The short fictions of West Virginia's Scott McClanahan typically take around five pages to narrate some minor unpleasantness in tiny paragraphs, to the sound-effects of a Batman comic ('Shoooooo — it flew through the air almost in slow motion . . . until it started sailing back down and then finally went — SPLAT — against the hood of my car'), before a stunningly unremarkable moral is arrived at. These could be glancing reflections on social estrangement, but seem more like the exhausted brief effusions of a subjectivity hypnotised by its own vacuity, the literary equivalent of the heaps of salvaged trash that were to become the default gallery installation of millennial contemporary art.

Early modernism's attempt to collapse the distance between art and everyday life, which aimed to draw literary production towards unheroic representations of the actual, has today become nothing but a surrender to the actual, which is entrusted with the power to conform literature to its own stultifying procedures, as though the novel were hardly more than a computer printout. Retaining a distantly nagging memory of a literary culture to which it could selectively lay claim, even the more exuberant recent work is ring-fenced by disclaimers. Lucy Ellman's extravagantly uncommercial Ducks, Newburyport was undermined by the publisher's decision to brand its front cover with a bit of press blurb to the effect that ‘Ulysses has nothing on this', the rivalrous prattle of the advertising industry reducing a courageous work to another commodity fighting for its corner of the market. The book's potential readership, many of whom will have read, or made what counts as a valiant attempt to read, Joyce's novel, are to be courted by assuring them that even richer gratifications await them herein, and those who haven't are thereby released at a stroke from the obligation.
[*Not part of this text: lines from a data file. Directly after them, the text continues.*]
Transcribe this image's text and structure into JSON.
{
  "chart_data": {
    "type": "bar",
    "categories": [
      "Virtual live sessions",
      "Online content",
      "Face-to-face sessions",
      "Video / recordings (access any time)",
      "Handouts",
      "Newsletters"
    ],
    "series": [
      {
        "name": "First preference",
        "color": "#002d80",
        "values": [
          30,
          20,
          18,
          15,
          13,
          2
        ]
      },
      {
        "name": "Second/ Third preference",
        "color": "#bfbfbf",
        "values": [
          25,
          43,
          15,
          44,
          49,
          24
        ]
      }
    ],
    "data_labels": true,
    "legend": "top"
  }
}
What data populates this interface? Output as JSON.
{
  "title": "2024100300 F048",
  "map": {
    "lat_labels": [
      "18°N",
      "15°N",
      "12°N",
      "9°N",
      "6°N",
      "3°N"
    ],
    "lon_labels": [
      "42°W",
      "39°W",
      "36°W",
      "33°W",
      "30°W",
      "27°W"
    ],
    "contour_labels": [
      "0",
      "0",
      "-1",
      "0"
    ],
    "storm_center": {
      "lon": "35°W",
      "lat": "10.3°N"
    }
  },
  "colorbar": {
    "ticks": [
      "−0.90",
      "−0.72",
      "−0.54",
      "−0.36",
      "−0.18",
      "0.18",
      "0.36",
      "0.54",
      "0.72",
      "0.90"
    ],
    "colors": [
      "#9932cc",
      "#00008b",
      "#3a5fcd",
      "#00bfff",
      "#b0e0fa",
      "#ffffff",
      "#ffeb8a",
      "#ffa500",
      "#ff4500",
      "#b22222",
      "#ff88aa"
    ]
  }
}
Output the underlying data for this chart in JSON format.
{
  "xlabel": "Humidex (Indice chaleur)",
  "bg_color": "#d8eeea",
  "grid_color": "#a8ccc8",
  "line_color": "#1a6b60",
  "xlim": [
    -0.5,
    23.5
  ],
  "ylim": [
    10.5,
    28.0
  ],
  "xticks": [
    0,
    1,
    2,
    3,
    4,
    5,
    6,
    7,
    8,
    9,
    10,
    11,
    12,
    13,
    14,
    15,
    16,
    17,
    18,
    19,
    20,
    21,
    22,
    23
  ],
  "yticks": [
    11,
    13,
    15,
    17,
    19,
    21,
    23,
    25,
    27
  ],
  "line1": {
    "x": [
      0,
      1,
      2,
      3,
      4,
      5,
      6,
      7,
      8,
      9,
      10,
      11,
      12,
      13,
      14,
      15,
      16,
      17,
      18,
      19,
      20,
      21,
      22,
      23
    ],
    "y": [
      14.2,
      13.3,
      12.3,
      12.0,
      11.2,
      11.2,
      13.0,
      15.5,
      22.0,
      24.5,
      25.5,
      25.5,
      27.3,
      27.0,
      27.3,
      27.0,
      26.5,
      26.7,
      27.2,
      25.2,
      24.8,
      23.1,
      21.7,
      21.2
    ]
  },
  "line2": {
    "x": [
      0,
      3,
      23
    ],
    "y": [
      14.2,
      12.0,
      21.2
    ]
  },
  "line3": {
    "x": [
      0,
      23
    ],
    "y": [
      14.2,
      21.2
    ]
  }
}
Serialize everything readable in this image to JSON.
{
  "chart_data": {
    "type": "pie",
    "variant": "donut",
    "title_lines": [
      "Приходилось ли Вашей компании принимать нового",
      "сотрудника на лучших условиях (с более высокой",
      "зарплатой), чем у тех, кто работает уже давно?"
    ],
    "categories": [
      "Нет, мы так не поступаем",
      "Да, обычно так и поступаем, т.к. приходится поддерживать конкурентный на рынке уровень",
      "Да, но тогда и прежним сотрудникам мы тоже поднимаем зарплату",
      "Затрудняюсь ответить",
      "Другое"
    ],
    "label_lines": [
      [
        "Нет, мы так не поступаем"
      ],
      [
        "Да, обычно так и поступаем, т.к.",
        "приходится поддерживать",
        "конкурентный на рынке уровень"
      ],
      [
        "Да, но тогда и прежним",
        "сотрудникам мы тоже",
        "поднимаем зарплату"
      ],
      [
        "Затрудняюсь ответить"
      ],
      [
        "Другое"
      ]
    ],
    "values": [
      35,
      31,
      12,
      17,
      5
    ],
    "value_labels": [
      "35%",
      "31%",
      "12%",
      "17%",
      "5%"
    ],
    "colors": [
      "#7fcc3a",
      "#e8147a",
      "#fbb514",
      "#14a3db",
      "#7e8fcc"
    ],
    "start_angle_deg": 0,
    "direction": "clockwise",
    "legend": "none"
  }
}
The rearguard action that literary writers felt compelled to fight, ever since mass-market melodramatic prose stories, often first disseminated in serialised form, became fashionable, would produce many innovative and signally important works, as well as excursions into the esoteric, empty formalist experiments, and entire libraries of studied melancholia and arid self-scrutiny. They were the intended evidence that literary art is not simply recreational. 'Long after the introduction of writing (and even printing),' the German sociologist Niklas Luhmann noted, 'a concern with purely fictional texts was considered reprehensible.' At worst, what the publishing industry, in a repurposed tautology, now calls 'literary fiction' bears the shame of its determination to escape its own impassivity, while the tripe that fills the bestseller lists celebrates the overdue liberation of the novel from the chains in which all aesthetic philosophy since Kant had tried to restrain it, intellectual refinement being the heaviest fetter of all. Between these poles, literature is undergoing its latest crisis, one that only whey-faced sticklers for relevance imagine is urgent.

Erudition is deeply implicated in a complex understanding of what is the case. It is for this reason that an overly simplistic account of true events is dismissed as a fairy tale. Consciousness, which has been historically damaged, could once use aesthetic means to display its wounds, either by openly exhibiting them or by over-conspicuously trying to hide them. In place of the world into which the hero of the Bildungsroman and the picaresque ventured forth, and from which the autonomous consciousness of the modernist narrator withdrew itself, nonetheless bearing witness to it by hovering only at its unsecured boundaries, arises the barely conscious character pure and simple, hero of its own interior monoblog, a delusional composite of psychological qualities severed from the reality that might have shaped it. Books and their characters are accordingly much simpler, but the fetish for the rudimentary has come at a price. The modern novel, where it has freed the individual from any rootedness in social processes, has turned the untruth of fiction into a lie.